In contrast to some of Saariaho's denser pieces (played recently by the Curtis 20/21 Ensemble), the expansive L'Amour de Loin (premiered in 2000) is too immediately entrancing to require any previous indoctrination. The Act 4 orchestral prelude, for example, is a series of such imposing sonorities as to suggest tectonic plates shifting radically. And it's at this point in the Met's new Robert Lepage production — thanks mainly to simple ribbons of LED lights hanging horizontally across the stage — that things start to undulate and even gyrate.
It's thrilling — and only one moment when you realize how closely attuned the production is to the music. Lepage had heaps of bad press for his uneven Ring cycle, but there's no question his directorial decisions in L'Amour de Loin have been guided by an intense love for the music. Because so much of the opera is about separation, the LED lights often become an artificial ocean with sunlight coming out from behind clouds. In the midst is something suggesting a jetway staircase that moves singers around the stage in dramatically apt ways. Lepage can't help showing off a bit: During one fantasy sequence, soprano Phillips (who makes an alluring Countess) appears to walk on water.

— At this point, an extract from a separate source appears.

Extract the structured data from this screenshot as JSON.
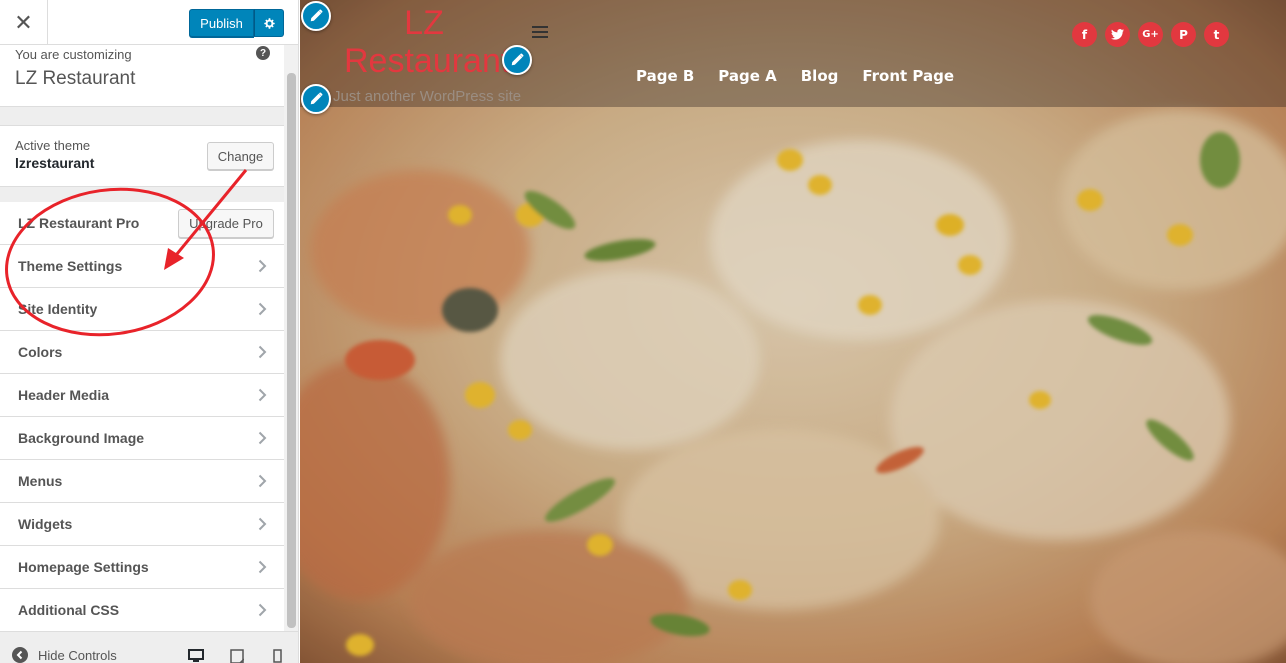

The opera could have been awfully static, as the two characters long for each other from distant shores. And, yes, action is not a priority here. But this is storytelling from the inside out. The ether waves (as well as ocean waves) surrounding these characters are so intensely projected that what might be static is vibrantly stationary. It's like looking at water under a microscope: The surface is placid but nothing else is.
Often, the music is downright geological, with a solid bedrock at the bottom and all sorts of layers that often seem to have no predetermined destination and that would seem to be music for lost persons — were it not propelled by such interesting whims of fate. Conductor Susanna Malkki didn't project those qualities in the score with as much force and detail as I've heard in the past, at least on the Dec. 1 opening night. The electronic element, which sometimes has whispering that's just out of comprehension range, hadn't achieved maximum utilization at opening night. L'Amour de Loin may be ethereal, but that doesn't mean it's immune to the vagaries of the operatic medium.

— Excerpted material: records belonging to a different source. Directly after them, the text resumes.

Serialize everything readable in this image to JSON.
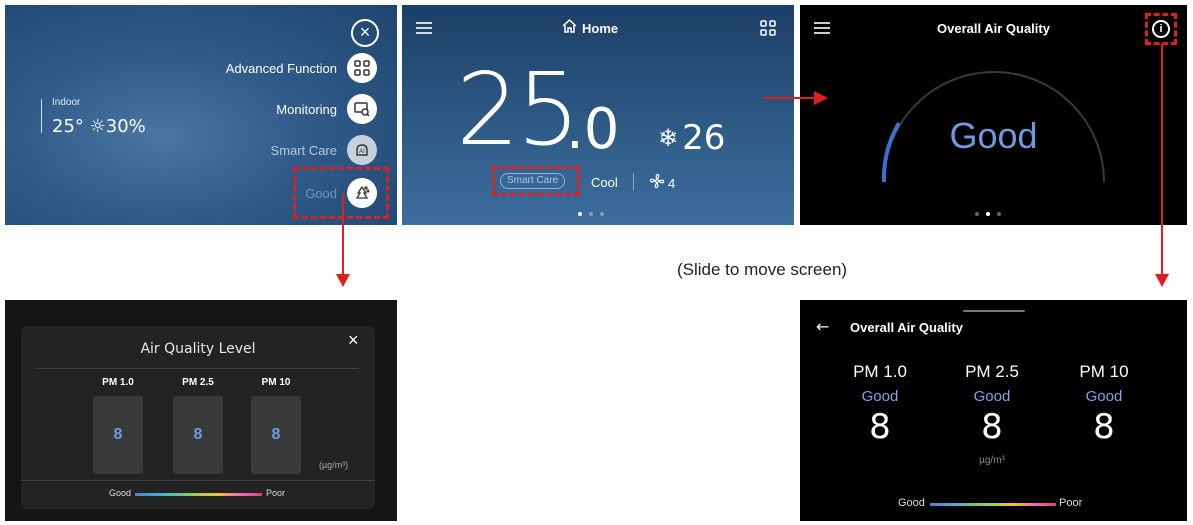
{
  "panel1": {
    "menu": [
      {
        "label": "Advanced Function",
        "icon": "grid-icon"
      },
      {
        "label": "Monitoring",
        "icon": "monitor-search-icon"
      },
      {
        "label": "Smart Care",
        "icon": "ai-icon"
      },
      {
        "label": "Good",
        "icon": "air-quality-icon"
      }
    ],
    "indoor_label": "Indoor",
    "indoor_value": "25° ☼30%"
  },
  "panel2": {
    "title": "Home",
    "temp_main": "25",
    "temp_decimal": ".0",
    "set_temp": "26",
    "mode_badge": "Smart Care",
    "mode": "Cool",
    "fan": "4"
  },
  "panel3": {
    "title": "Overall Air Quality",
    "status": "Good"
  },
  "caption": "(Slide to move screen)",
  "panel4": {
    "title": "Air Quality Level",
    "columns": [
      {
        "label": "PM 1.0",
        "value": "8"
      },
      {
        "label": "PM 2.5",
        "value": "8"
      },
      {
        "label": "PM 10",
        "value": "8"
      }
    ],
    "unit": "(µg/m³)",
    "legend_good": "Good",
    "legend_poor": "Poor"
  },
  "panel5": {
    "title": "Overall Air Quality",
    "columns": [
      {
        "label": "PM 1.0",
        "status": "Good",
        "value": "8"
      },
      {
        "label": "PM 2.5",
        "status": "Good",
        "value": "8"
      },
      {
        "label": "PM 10",
        "status": "Good",
        "value": "8"
      }
    ],
    "unit": "µg/m³",
    "legend_good": "Good",
    "legend_poor": "Poor"
  }
}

The Met is said to have originally planned to stage Messiaen's St. François d'Assise with Owens in the title role. When L'Amour de Loin took its place, Saariaho was reportedly open to adjusting the vocal lines to better suit Owens, whose range is lower than those who typically sing the part. That didn't happen. Particularly in the first half, he sounded vocally uncomfortable on opening night. Perhaps that has changed. Phillips was in good form, but not sounding entirely at home either. Only Mumford's portrayal of the Pilgrim seemed fully realized. But you won't hear me complain too loudly: These are still major artists in major roles. And I'm just glad the opera is presented with the artistic magnitude that's possible at the Met.